We cannot allow our healthy drinking water to be seriously degraded.

This financial aspects of this will most likely create complete chaos for the citizens and businesses.

And that is just the start. Yearly maintenance for the UV plant will be in the millions.

Plus, the UV wont work without an additional filter treatment of Ozone (nasty stuff).

Oregon DEA, please give us relief from a classic case of Government overreach.


oops - THE financial aspects of this will most likely create complete chaos for the citizens and businesses.

Leonard and Council may have thought that after that July 2009 hearing people would eventually fade on this battle to save their water. Many citizens and organizations asked the Council then to request a delay from this LT2 Rule.

It is important for the people of Portland to know that our Council would NOT ask for a delay, but moved to go forward with expensive projects.

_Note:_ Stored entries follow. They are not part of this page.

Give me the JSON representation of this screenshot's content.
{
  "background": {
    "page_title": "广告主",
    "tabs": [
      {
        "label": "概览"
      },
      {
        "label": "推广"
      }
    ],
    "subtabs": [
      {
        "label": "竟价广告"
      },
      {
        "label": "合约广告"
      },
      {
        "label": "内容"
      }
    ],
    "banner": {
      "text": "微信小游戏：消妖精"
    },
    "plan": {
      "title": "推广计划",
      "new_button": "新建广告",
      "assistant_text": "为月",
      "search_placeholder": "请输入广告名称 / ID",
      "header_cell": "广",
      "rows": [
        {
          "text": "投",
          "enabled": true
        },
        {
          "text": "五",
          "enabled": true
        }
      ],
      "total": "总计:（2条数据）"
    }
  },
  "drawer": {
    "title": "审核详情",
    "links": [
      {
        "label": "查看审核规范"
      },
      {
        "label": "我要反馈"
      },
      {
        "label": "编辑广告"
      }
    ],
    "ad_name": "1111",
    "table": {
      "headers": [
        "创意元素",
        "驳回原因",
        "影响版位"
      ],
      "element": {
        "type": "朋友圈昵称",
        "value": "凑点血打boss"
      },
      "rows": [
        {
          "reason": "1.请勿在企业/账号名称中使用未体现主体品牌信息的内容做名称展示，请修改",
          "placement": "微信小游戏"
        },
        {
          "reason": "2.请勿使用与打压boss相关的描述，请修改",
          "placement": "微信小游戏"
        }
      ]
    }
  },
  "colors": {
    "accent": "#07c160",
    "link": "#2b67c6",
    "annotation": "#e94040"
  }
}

Egg on face now? How does this look to the Portland people knowing that New York City asked for and won a reprieve until 2028 and are now even requesting another delay until 2034? How does this make our Council look? It is becoming more and more transparent that they have not been on the side of public interest on this.

A Waiver is a permanent solution. The City has used the word variance as that is just a temporary solution and they could continue to spend more money. A Waiver is what we need from this whole mess and our Senators and now our State should work to get that for our community.